Global Auto Giants Are In For A Shock In EV Sector In China


Global automakers may be in for a rude awakening if they believe they can extend their supremacy in China into the electric future.
General Motors and Volkswagen, the titans of the combustion engine age, are falling behind local players in China's expanding electric vehicle (EV) market, a country that is critical to funding and developing their electric and autonomous goals.
Electric car sales are soaring in China's roughly $500 billion auto sector, which is the world's largest.
According to data from the China Association of Automobile Manufacturers, the number of new energy passenger cars - pure EVs and plug-in hybrids - more than doubled from a year ago to 1.49 million automobiles in the first four months of 2022.
Cleaner technologies accounted for 23 per cent of China's passenger car market, despite a 12 per cent drop in overall vehicle sales, owing to a sharp drop in demand for gasoline cars.
According to data from the China Passenger Car Association, there are no foreign brands among the top 10 automakers in the new energy vehicle (NEV) market this year, with the significant exception of U.S. electric pioneer Tesla in third position.
From BYD and Wuling to Chery and Xpeng, the remainder are Chinese brands. BYD, China's market leader, has sold about 390,000 electric vehicles in the country this year, more than three times the number sold by worldwide leader Tesla.

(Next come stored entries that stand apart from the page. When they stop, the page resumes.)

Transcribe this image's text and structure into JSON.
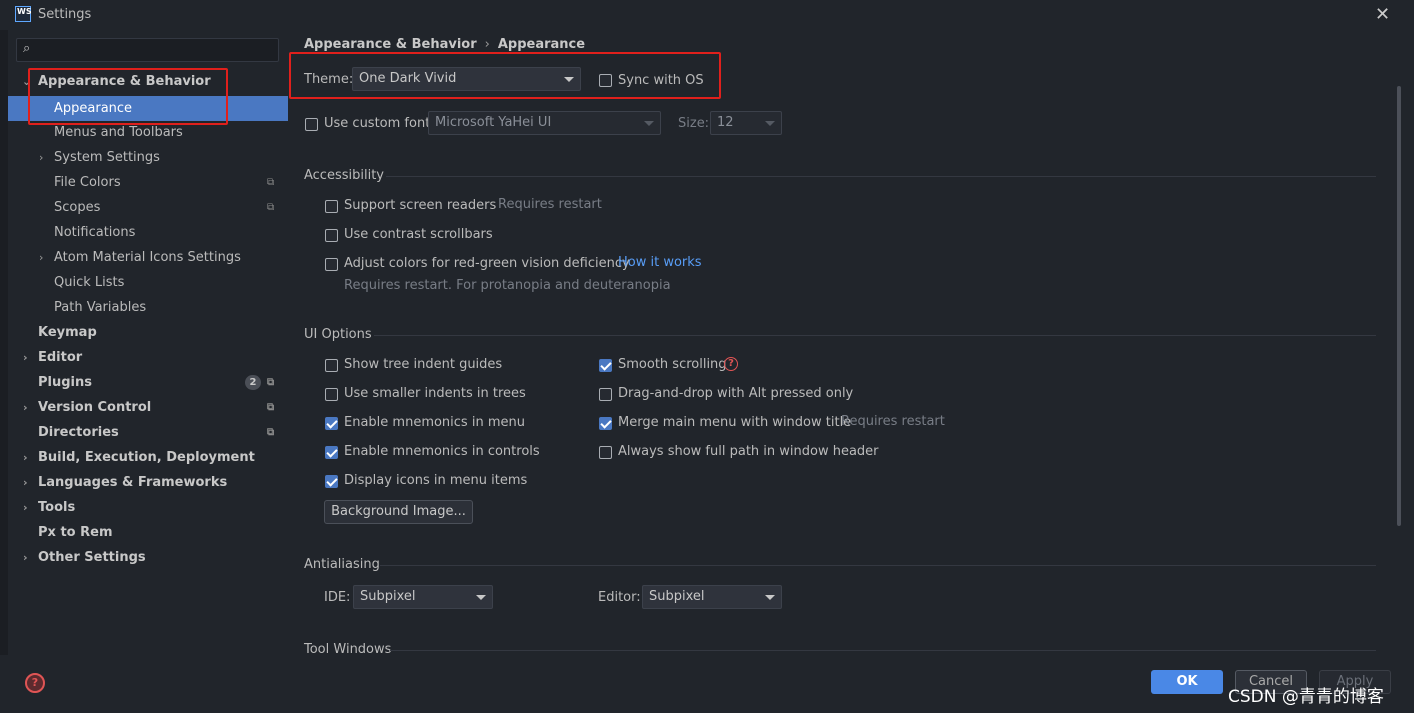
{
  "window": {
    "title": "Settings",
    "logo": "WS",
    "close_glyph": "✕"
  },
  "sidebar": {
    "search_placeholder": "",
    "items": [
      {
        "label": "Appearance & Behavior",
        "expanded": true
      },
      {
        "label": "Appearance",
        "selected": true
      },
      {
        "label": "Menus and Toolbars"
      },
      {
        "label": "System Settings"
      },
      {
        "label": "File Colors"
      },
      {
        "label": "Scopes"
      },
      {
        "label": "Notifications"
      },
      {
        "label": "Atom Material Icons Settings"
      },
      {
        "label": "Quick Lists"
      },
      {
        "label": "Path Variables"
      },
      {
        "label": "Keymap"
      },
      {
        "label": "Editor"
      },
      {
        "label": "Plugins",
        "badge": "2"
      },
      {
        "label": "Version Control"
      },
      {
        "label": "Directories"
      },
      {
        "label": "Build, Execution, Deployment"
      },
      {
        "label": "Languages & Frameworks"
      },
      {
        "label": "Tools"
      },
      {
        "label": "Px to Rem"
      },
      {
        "label": "Other Settings"
      }
    ]
  },
  "breadcrumb": {
    "parent": "Appearance & Behavior",
    "current": "Appearance",
    "separator": "›"
  },
  "theme": {
    "label": "Theme:",
    "value": "One Dark Vivid",
    "sync_label": "Sync with OS",
    "sync_checked": false
  },
  "font": {
    "use_custom_label": "Use custom font:",
    "font_value": "Microsoft YaHei UI",
    "size_label": "Size:",
    "size_value": "12"
  },
  "accessibility": {
    "title": "Accessibility",
    "screen_readers": "Support screen readers",
    "screen_readers_note": "Requires restart",
    "contrast_scrollbars": "Use contrast scrollbars",
    "adjust_colors": "Adjust colors for red-green vision deficiency",
    "how_it_works": "How it works",
    "adjust_note": "Requires restart. For protanopia and deuteranopia"
  },
  "ui_options": {
    "title": "UI Options",
    "left": [
      {
        "label": "Show tree indent guides",
        "checked": false
      },
      {
        "label": "Use smaller indents in trees",
        "checked": false
      },
      {
        "label": "Enable mnemonics in menu",
        "checked": true
      },
      {
        "label": "Enable mnemonics in controls",
        "checked": true
      },
      {
        "label": "Display icons in menu items",
        "checked": true
      }
    ],
    "right": [
      {
        "label": "Smooth scrolling",
        "checked": true
      },
      {
        "label": "Drag-and-drop with Alt pressed only",
        "checked": false
      },
      {
        "label": "Merge main menu with window title",
        "checked": true
      },
      {
        "label": "Always show full path in window header",
        "checked": false
      }
    ],
    "merge_note": "Requires restart",
    "background_button": "Background Image..."
  },
  "antialiasing": {
    "title": "Antialiasing",
    "ide_label": "IDE:",
    "ide_value": "Subpixel",
    "editor_label": "Editor:",
    "editor_value": "Subpixel"
  },
  "tool_windows": {
    "title": "Tool Windows"
  },
  "footer": {
    "ok": "OK",
    "cancel": "Cancel",
    "apply": "Apply",
    "watermark": "CSDN @青青的博客"
  },
  "colors": {
    "accent": "#4a78c2",
    "highlight_box": "#e0201c",
    "ok_button": "#4a88e6",
    "background": "#21252b"
  }
}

In terms of EV sales, the top-ranked traditional carmaker is Volkswagen's joint venture with FAW Group, which is placed 15th.
Cheng claimed that foreign brands, such as Buick's Velite 7 and Volkswagen's ID. series, failed to deliver what she was hoping for: an EV that could provide her with the "comfort" of a smartphone-like experience in her car.

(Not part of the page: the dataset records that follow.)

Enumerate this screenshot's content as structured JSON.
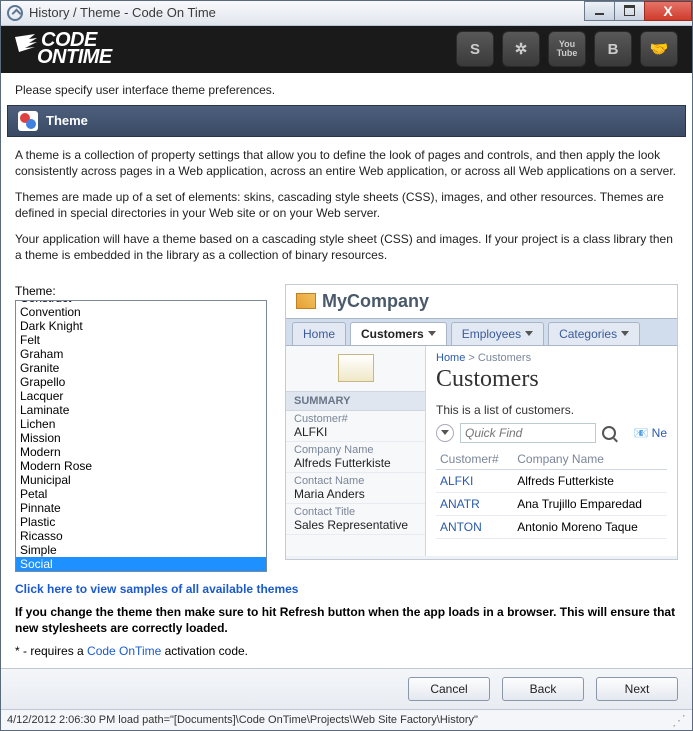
{
  "window": {
    "title": "History / Theme - Code On Time"
  },
  "logo": {
    "line1": "CODE",
    "line2": "ONTIME"
  },
  "intro": "Please specify user interface theme preferences.",
  "section": {
    "title": "Theme"
  },
  "desc": {
    "p1": "A theme is a collection of property settings that allow you to define the look of pages and controls, and then apply the look consistently across pages in a Web application, across an entire Web application, or across all Web applications on a server.",
    "p2": "Themes are made up of a set of elements: skins, cascading style sheets (CSS), images, and other resources. Themes are defined in special directories in your Web site or on your Web server.",
    "p3": "Your application will have a theme based on a cascading style sheet (CSS) and images. If your project is a class library then a theme is embedded in the library as a collection of binary resources."
  },
  "theme": {
    "label": "Theme:",
    "selected": "Social",
    "items": [
      "Construct",
      "Convention",
      "Dark Knight",
      "Felt",
      "Graham",
      "Granite",
      "Grapello",
      "Lacquer",
      "Laminate",
      "Lichen",
      "Mission",
      "Modern",
      "Modern Rose",
      "Municipal",
      "Petal",
      "Pinnate",
      "Plastic",
      "Ricasso",
      "Simple",
      "Social"
    ]
  },
  "preview": {
    "company": "MyCompany",
    "tabs": [
      "Home",
      "Customers",
      "Employees",
      "Categories"
    ],
    "active_tab": "Customers",
    "crumb_home": "Home",
    "crumb_sep": ">",
    "crumb_cur": "Customers",
    "title": "Customers",
    "sub": "This is a list of customers.",
    "quickfind": "Quick Find",
    "newlabel": "Ne",
    "summary_head": "SUMMARY",
    "fields": [
      {
        "lbl": "Customer#",
        "val": "ALFKI"
      },
      {
        "lbl": "Company Name",
        "val": "Alfreds Futterkiste"
      },
      {
        "lbl": "Contact Name",
        "val": "Maria Anders"
      },
      {
        "lbl": "Contact Title",
        "val": "Sales Representative"
      }
    ],
    "cols": [
      "Customer#",
      "Company Name"
    ],
    "rows": [
      {
        "id": "ALFKI",
        "name": "Alfreds Futterkiste"
      },
      {
        "id": "ANATR",
        "name": "Ana Trujillo Emparedad"
      },
      {
        "id": "ANTON",
        "name": "Antonio Moreno Taque"
      }
    ]
  },
  "below": {
    "link": "Click here to view samples of all available themes",
    "warn": "If you change the theme then make sure to hit Refresh button when the app loads in a browser. This will ensure that new stylesheets are correctly loaded.",
    "note_pre": "* - requires a ",
    "note_link": "Code OnTime",
    "note_post": " activation code."
  },
  "buttons": {
    "cancel": "Cancel",
    "back": "Back",
    "next": "Next"
  },
  "status": "4/12/2012 2:06:30 PM load path=\"[Documents]\\Code OnTime\\Projects\\Web Site Factory\\History\""
}
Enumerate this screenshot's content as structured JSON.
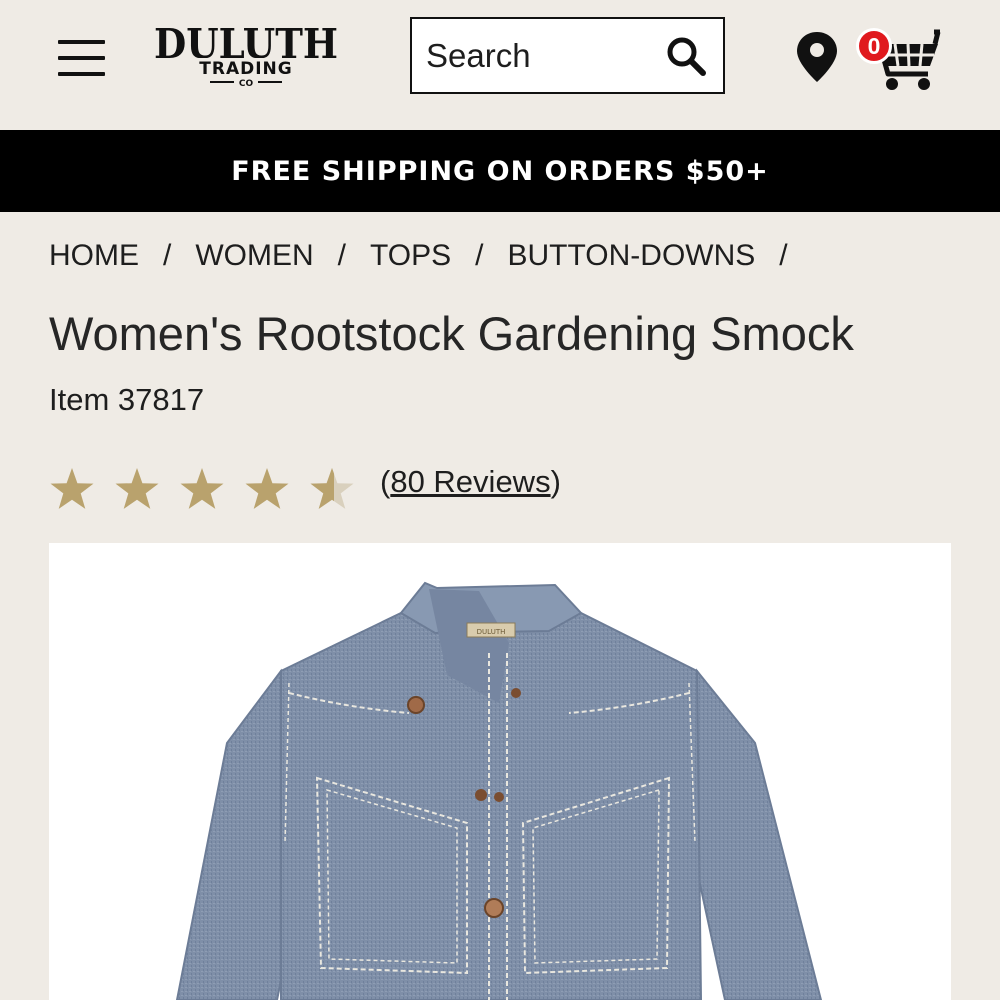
{
  "header": {
    "logo": {
      "top": "DULUTH",
      "middle": "TRADING",
      "bottom": "CO"
    },
    "search": {
      "placeholder": "Search"
    },
    "cart": {
      "count": "0"
    }
  },
  "promo": {
    "text": "FREE SHIPPING ON ORDERS $50+"
  },
  "breadcrumb": [
    "HOME",
    "WOMEN",
    "TOPS",
    "BUTTON-DOWNS"
  ],
  "product": {
    "title": "Women's Rootstock Gardening Smock",
    "item_number": "Item 37817",
    "rating": 4.5,
    "reviews_label": "80 Reviews",
    "label_tag": "DULUTH"
  },
  "colors": {
    "background": "#efebe5",
    "banner": "#000000",
    "star": "#b9a26d",
    "badge": "#e0191e",
    "denim": "#7f8fa8"
  },
  "icons": [
    "menu-icon",
    "search-icon",
    "location-pin-icon",
    "cart-icon",
    "star-icon"
  ]
}
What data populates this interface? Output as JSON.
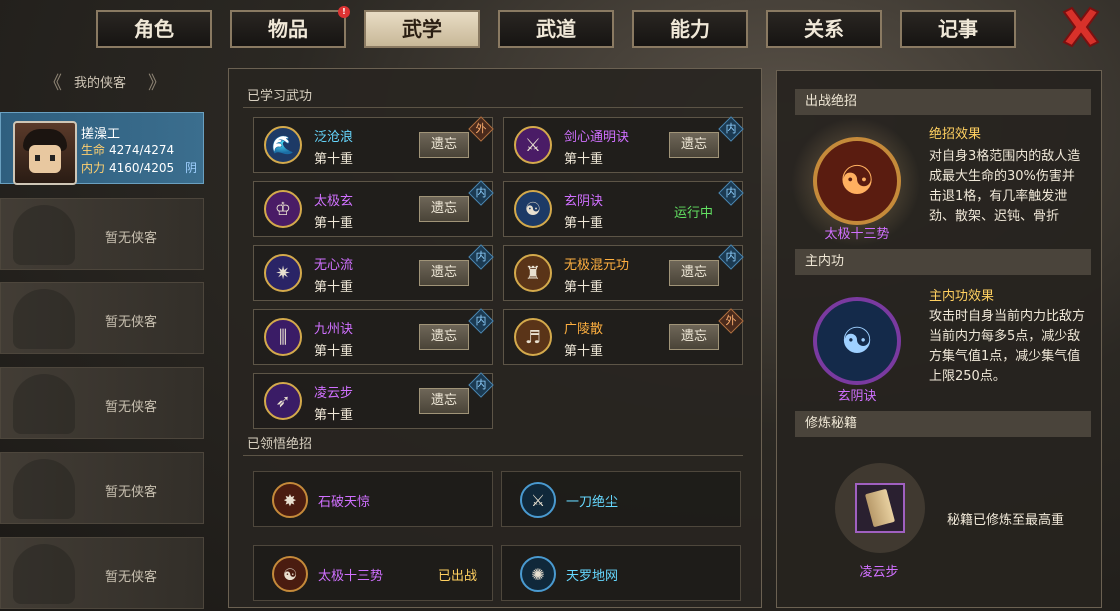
{
  "tabs": [
    {
      "label": "角色"
    },
    {
      "label": "物品"
    },
    {
      "label": "武学"
    },
    {
      "label": "武道"
    },
    {
      "label": "能力"
    },
    {
      "label": "关系"
    },
    {
      "label": "记事"
    }
  ],
  "tabs_active": "武学",
  "sidebar": {
    "title": "我的侠客",
    "active_char": {
      "name": "搓澡工",
      "hp_label": "生命",
      "hp": "4274/4274",
      "mp_label": "内力",
      "mp": "4160/4205",
      "tag": "阴"
    },
    "empty_label": "暂无侠客"
  },
  "learned": {
    "title": "已学习武功",
    "skills": [
      {
        "name": "泛沧浪",
        "level": "第十重",
        "action": "遗忘",
        "type": "外",
        "color": "#66d8ff"
      },
      {
        "name": "剑心通明诀",
        "level": "第十重",
        "action": "遗忘",
        "type": "内",
        "color": "#d070ff"
      },
      {
        "name": "太极玄",
        "level": "第十重",
        "action": "遗忘",
        "type": "内",
        "color": "#d070ff"
      },
      {
        "name": "玄阴诀",
        "level": "第十重",
        "action": "运行中",
        "type": "内",
        "color": "#d070ff"
      },
      {
        "name": "无心流",
        "level": "第十重",
        "action": "遗忘",
        "type": "内",
        "color": "#d070ff"
      },
      {
        "name": "无极混元功",
        "level": "第十重",
        "action": "遗忘",
        "type": "内",
        "color": "#ffb040"
      },
      {
        "name": "九州诀",
        "level": "第十重",
        "action": "遗忘",
        "type": "内",
        "color": "#d070ff"
      },
      {
        "name": "广陵散",
        "level": "第十重",
        "action": "遗忘",
        "type": "外",
        "color": "#ffb040"
      },
      {
        "name": "凌云步",
        "level": "第十重",
        "action": "遗忘",
        "type": "内",
        "color": "#d070ff"
      }
    ]
  },
  "ultimates": {
    "title": "已领悟绝招",
    "items": [
      {
        "name": "石破天惊",
        "color": "#d070ff",
        "status": ""
      },
      {
        "name": "一刀绝尘",
        "color": "#66d8ff",
        "status": ""
      },
      {
        "name": "太极十三势",
        "color": "#d070ff",
        "status": "已出战"
      },
      {
        "name": "天罗地网",
        "color": "#66d8ff",
        "status": ""
      }
    ]
  },
  "right": {
    "battle_title": "出战绝招",
    "battle_skill": "太极十三势",
    "battle_effect_title": "绝招效果",
    "battle_effect": "对自身3格范围内的敌人造成最大生命的30%伤害并击退1格，有几率触发泄劲、散架、迟钝、骨折",
    "inner_title": "主内功",
    "inner_skill": "玄阴诀",
    "inner_effect_title": "主内功效果",
    "inner_effect": "攻击时自身当前内力比敌方当前内力每多5点，减少敌方集气值1点，减少集气值上限250点。",
    "book_title": "修炼秘籍",
    "book_name": "凌云步",
    "book_msg": "秘籍已修炼至最高重"
  },
  "colors": {
    "purple": "#d070ff",
    "cyan": "#66d8ff",
    "gold": "#ffd060",
    "running": "#62e062"
  }
}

"Foreign brands are so far from my life and lifestyle," said Cheng, whose digital assistant handles connections to apps like Alipay and Taobao and "does everything for me from opening the windows to turning on music", while her car software provides over-the-air updates.
It's a complete 180-degree turn. Since the 1990s, global brands have dominated in China, with a combined 60-70 per cent share of passenger car sales in recent years. They took 52 per cent in the first four months of 2022, with a monthly share of 43 per cent in April.

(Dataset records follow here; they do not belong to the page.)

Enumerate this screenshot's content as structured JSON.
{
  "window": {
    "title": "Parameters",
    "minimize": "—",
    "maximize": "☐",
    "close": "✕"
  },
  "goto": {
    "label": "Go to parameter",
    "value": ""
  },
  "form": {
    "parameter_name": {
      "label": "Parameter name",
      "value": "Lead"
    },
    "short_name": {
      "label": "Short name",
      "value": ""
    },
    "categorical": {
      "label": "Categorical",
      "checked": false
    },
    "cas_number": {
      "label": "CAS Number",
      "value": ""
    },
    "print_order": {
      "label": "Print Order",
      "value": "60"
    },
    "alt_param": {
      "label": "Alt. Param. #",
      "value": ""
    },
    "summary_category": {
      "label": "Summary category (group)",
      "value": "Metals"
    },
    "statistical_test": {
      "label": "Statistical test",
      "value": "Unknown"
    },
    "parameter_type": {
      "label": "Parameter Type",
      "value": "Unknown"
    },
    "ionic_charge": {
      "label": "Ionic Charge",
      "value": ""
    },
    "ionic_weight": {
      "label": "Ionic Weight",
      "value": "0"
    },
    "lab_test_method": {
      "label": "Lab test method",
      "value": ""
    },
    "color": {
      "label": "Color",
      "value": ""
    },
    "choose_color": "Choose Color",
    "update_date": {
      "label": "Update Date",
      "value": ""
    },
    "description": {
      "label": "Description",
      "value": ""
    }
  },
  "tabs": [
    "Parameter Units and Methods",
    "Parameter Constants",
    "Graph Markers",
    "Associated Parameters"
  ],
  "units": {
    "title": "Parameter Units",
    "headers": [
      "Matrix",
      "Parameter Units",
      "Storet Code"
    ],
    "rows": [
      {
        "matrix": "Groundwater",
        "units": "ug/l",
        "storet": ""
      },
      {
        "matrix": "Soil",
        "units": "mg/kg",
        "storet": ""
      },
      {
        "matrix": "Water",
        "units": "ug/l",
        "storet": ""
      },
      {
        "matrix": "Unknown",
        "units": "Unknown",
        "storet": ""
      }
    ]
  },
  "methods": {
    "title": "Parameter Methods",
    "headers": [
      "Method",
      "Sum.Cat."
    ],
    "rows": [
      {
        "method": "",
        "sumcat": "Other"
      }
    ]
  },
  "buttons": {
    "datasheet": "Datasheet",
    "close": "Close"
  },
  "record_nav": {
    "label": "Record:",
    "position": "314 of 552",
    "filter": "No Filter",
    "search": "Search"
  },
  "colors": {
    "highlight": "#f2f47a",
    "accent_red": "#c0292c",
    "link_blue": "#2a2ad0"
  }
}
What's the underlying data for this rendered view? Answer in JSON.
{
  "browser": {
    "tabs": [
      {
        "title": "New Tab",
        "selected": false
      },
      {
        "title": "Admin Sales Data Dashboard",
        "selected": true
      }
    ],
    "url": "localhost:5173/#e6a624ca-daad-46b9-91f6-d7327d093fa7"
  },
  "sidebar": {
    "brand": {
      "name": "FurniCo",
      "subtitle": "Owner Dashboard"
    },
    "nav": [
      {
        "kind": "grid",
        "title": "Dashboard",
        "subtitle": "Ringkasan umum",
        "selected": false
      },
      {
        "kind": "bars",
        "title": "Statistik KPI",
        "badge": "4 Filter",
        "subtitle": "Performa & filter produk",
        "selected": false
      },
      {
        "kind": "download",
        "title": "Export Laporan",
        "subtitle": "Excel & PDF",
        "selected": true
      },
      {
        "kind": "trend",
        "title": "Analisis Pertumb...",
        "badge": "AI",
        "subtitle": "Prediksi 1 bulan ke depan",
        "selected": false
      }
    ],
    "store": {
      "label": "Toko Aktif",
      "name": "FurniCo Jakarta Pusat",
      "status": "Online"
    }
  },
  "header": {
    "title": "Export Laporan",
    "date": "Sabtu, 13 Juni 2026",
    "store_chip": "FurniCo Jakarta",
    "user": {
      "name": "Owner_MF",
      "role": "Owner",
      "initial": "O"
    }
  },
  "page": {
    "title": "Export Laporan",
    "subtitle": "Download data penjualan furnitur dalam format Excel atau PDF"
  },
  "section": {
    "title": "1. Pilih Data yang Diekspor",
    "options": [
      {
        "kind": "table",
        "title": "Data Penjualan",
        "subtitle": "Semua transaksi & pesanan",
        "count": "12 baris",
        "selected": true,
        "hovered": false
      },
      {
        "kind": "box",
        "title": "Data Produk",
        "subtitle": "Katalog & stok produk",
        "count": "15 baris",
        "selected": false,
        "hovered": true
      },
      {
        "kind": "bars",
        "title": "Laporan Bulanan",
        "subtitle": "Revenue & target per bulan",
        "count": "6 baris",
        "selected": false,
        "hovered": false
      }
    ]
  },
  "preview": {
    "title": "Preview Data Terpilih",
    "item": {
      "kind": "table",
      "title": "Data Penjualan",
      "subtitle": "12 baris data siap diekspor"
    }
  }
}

Nissan CEO Makoto Uchida told Reuters that some brands "may perish in three to five years" in China, indicating the magnitude of the problem facing established manufacturers.
"Local brands are becoming stronger," said Uchida, who was formerly Nissan's China chief, adding that the quality of EVs from Chinese makers had improved rapidly, with advances being made in the space of months.
"There will be a lot of transformation in China and we need to carefully watch the situation," said the CEO, adding that carmakers had to be nimble in the design, development and launch of new models.
"In those aspects, if we were slow, we would be left behind."
 Bill Russo, a former Chrysler executive who now runs the Shanghai-based consultancy Automobility, believes global brands must act quickly because they control less than 20 percent of China's only growing vehicle industry.
"Chinese brands are wining the race to EV," said Russo, adding that consumers' shift to cars that are essentially smartphones on four wheels appeared irreversible and that traditional carmakers were having trouble keeping up.
"I think it's a secular shift toward hi-tech," he said of the consumer demand for a "user-centric digital services experience" with a focus on interface, connectivity and apps.